The smiles were absolutely contagious during the annual Camas Moose Lodge fishing derby Friday morning.
Boys and girls tossed their lines in the calm waters of Lacamas Lake to try their hands at catching at lease one fish. With 4,000 of the little wiggly swimmers sloshing around beneath the surface of a small netted-off area next to the Lodge’s docks, it didn’t take long for the youngsters to begin reeling rainbow and brown trout — one after another. That’s when the smiles, laughter and excitement really started.
This outing was a special, eagerly anticipated occasion for the nearly 30 students who are all part of the Life Skills programs at Liberty Middle School and Camas High School, and Liberty’s TLC program. The curriculum is designed for students with a variety of disabilities, from autism and Down syndrome to more mild health impairments.
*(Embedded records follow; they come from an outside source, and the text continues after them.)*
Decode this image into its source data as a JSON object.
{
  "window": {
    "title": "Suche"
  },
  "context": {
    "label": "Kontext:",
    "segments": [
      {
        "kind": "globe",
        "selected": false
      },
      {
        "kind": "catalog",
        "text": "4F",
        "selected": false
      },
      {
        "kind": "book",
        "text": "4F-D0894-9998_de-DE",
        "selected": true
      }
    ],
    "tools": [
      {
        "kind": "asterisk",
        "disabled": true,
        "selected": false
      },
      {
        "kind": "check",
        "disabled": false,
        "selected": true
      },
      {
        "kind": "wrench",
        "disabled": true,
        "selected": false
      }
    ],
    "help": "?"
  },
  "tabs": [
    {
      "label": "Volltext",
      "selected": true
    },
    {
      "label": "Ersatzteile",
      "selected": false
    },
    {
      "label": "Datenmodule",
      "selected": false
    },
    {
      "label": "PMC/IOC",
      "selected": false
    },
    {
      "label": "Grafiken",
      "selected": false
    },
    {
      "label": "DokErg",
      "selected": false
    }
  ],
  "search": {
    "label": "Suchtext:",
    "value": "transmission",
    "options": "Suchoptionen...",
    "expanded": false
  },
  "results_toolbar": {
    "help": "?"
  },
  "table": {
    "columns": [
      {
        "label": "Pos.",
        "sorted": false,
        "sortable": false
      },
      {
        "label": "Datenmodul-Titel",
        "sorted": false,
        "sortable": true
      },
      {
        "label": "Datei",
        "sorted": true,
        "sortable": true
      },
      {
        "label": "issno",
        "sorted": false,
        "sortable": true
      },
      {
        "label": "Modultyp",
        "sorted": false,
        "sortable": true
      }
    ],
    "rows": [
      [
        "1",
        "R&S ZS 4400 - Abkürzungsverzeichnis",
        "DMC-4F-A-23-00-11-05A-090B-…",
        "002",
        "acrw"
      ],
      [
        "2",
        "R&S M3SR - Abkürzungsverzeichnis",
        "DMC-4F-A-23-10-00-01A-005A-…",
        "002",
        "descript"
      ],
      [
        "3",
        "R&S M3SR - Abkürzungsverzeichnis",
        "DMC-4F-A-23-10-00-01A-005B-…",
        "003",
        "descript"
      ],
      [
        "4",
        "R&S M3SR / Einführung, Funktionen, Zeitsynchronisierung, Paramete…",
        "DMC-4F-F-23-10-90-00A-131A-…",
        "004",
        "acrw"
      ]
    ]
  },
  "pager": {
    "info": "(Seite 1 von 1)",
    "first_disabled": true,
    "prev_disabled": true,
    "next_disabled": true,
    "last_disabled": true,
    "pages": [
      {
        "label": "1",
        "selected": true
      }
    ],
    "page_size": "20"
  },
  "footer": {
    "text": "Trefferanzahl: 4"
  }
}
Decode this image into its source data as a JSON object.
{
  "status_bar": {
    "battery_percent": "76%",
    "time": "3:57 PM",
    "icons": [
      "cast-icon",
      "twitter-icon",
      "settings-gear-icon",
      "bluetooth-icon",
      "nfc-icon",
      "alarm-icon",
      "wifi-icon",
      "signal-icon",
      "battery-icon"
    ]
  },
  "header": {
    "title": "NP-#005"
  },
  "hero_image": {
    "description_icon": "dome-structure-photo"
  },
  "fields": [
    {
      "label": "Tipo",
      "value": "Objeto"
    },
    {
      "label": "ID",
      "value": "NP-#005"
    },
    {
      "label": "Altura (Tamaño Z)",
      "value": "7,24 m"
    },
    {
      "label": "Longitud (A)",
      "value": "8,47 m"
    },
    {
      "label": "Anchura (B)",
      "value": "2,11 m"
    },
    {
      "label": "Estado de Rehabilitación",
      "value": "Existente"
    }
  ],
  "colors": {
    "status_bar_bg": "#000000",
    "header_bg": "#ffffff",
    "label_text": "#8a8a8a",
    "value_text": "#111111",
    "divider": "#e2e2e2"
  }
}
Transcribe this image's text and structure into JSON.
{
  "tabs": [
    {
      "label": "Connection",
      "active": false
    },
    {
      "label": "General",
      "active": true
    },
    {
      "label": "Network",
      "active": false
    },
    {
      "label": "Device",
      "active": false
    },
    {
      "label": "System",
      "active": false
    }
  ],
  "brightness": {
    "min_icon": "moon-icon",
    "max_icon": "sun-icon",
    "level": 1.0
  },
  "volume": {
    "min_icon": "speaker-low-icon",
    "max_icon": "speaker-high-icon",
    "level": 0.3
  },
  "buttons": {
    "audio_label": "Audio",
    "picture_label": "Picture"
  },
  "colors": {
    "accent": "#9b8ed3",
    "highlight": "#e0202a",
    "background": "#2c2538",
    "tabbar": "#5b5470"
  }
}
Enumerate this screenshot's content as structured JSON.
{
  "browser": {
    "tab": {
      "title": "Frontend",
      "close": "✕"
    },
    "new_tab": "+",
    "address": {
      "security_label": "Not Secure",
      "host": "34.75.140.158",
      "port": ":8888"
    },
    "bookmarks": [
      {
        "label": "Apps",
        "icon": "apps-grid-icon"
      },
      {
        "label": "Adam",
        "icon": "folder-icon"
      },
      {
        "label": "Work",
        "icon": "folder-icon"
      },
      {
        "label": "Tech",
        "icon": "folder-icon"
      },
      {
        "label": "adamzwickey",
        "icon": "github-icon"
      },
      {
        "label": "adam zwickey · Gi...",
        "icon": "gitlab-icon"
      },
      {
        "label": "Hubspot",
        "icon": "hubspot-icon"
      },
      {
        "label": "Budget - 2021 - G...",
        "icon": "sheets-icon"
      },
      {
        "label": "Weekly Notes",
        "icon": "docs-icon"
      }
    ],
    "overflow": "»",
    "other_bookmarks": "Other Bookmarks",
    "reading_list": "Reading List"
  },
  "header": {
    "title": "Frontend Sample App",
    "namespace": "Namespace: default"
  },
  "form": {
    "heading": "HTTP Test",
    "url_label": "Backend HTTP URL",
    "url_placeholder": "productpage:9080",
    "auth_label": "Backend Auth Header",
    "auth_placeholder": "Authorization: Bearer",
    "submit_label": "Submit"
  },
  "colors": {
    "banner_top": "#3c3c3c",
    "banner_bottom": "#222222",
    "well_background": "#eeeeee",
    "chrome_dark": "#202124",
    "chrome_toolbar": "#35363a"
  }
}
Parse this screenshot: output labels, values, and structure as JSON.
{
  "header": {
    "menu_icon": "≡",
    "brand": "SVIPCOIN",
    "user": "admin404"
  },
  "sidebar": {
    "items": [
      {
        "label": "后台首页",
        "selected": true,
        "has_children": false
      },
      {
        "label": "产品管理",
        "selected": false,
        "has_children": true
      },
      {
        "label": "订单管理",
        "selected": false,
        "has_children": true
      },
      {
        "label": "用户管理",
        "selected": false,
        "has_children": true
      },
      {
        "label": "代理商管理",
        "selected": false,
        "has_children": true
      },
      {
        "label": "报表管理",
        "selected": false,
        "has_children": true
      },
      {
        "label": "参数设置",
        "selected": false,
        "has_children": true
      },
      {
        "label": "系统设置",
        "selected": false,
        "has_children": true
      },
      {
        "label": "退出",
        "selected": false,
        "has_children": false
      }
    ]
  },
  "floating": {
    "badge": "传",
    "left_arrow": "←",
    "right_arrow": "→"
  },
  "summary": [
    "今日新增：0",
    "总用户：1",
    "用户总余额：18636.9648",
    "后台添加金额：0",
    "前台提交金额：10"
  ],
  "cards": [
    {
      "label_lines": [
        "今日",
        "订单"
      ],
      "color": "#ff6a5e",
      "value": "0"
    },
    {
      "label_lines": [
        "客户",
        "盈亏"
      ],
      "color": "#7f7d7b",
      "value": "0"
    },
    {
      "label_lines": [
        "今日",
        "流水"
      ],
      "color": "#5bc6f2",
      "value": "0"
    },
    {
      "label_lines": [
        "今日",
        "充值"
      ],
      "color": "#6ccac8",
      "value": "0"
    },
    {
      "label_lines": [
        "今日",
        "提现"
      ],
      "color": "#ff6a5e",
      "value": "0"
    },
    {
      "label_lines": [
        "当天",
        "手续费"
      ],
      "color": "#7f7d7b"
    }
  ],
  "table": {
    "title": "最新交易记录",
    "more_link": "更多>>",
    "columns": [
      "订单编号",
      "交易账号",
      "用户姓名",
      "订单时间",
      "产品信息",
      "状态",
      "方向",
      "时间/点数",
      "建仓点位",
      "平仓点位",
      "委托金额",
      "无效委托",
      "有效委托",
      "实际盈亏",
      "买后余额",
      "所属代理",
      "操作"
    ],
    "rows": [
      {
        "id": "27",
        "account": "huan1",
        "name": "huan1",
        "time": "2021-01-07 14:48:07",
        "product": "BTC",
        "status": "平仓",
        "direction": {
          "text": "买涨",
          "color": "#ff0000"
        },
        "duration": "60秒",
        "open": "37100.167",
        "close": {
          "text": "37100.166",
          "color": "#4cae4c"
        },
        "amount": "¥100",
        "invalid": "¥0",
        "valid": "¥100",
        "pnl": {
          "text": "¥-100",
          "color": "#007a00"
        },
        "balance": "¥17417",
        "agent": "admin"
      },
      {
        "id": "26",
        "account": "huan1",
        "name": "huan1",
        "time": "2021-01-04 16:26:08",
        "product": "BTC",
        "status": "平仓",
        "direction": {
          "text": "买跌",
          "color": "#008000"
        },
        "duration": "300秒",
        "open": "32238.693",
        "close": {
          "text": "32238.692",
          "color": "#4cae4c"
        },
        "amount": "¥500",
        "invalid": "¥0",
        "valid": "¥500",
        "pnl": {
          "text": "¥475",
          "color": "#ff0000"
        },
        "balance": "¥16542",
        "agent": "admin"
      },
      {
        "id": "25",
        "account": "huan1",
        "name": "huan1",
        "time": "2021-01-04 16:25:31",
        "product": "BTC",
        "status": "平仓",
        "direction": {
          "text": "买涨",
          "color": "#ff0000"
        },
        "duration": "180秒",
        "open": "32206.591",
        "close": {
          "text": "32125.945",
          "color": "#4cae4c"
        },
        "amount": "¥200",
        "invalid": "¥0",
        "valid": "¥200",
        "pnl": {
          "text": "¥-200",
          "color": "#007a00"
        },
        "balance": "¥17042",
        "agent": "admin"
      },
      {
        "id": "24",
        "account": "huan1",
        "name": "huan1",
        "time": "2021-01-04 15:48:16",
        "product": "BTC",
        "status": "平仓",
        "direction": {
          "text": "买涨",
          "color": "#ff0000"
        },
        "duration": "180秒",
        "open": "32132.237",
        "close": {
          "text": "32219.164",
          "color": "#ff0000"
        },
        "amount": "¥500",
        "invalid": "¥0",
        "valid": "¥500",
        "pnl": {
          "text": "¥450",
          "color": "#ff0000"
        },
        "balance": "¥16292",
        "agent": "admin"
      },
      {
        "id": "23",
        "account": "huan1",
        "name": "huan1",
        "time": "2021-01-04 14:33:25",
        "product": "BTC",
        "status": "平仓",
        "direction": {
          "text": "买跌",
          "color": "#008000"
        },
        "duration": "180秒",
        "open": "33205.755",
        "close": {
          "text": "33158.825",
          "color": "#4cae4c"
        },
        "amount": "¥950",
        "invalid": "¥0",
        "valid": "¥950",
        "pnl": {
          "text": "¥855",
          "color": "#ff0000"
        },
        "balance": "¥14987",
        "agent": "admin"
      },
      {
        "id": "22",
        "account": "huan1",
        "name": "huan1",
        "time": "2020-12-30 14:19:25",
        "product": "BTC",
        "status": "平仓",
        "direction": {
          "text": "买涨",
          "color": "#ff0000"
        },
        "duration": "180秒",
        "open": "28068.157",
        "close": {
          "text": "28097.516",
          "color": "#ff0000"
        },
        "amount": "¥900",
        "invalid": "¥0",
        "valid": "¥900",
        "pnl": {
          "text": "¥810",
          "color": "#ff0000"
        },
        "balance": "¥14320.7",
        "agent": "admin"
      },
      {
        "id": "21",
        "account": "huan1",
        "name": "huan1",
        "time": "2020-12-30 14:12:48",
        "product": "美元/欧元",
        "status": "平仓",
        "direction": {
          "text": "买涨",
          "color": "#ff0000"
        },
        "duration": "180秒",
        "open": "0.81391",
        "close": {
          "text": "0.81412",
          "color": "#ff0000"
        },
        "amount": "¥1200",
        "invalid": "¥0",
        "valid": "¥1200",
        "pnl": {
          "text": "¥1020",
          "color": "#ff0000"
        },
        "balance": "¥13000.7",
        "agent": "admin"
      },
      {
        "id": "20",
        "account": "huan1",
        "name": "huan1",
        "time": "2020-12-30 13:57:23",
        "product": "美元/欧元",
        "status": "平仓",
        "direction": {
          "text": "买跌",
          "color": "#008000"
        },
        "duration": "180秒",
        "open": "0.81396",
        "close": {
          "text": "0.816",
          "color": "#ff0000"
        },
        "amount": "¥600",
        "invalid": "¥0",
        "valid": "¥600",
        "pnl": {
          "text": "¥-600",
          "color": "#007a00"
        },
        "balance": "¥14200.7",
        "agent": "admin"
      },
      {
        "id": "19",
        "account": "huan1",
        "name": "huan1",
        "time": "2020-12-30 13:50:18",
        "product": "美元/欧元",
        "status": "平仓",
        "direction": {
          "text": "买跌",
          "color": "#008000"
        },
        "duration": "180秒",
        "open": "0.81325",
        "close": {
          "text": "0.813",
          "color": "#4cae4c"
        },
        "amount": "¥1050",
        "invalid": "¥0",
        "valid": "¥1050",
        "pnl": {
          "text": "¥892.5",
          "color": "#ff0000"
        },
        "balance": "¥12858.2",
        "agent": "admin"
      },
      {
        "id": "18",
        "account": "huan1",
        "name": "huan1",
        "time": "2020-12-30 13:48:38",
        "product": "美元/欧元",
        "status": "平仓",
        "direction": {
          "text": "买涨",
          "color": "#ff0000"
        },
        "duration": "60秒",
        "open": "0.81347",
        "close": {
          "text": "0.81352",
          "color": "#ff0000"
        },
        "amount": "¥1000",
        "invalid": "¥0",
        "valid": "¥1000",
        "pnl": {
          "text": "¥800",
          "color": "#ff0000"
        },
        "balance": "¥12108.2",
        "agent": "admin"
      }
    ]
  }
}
“They talk about going fishing all year,” said Misty Youngblood, a Life Skills teacher at Liberty. “It’s good for the socialization. They have fun, it’s a challenge, and it’s a culmination of the whole year — the skills that we practice.”
The annual event appears to be as much fun for the members of the Moose Lodge, as it is for the students who participate.
“The lodge is active in a lot of community service projects, and this fits right in with that,” said Bob Bielman, current Camas Moose Lodge governor.
According to Joe Lawson, an expert fisherman and volunteer with the Washington Department of Fish and Wildlife, the trout were donated by the Evergreen Hatchery and brought to the Moose Lodge site on Tuesday. In addition to lending his collection of fishing poles for the students to use at the event, Lawson also put the netting together and camped out at the site for three nights, to make sure people did not fish there before the kids had first crack at it on Friday.
All of the work, he said, was well worth the effort.
“It’s a lot of cold and pain to do it, but it’s all worth it to see the kids smile.”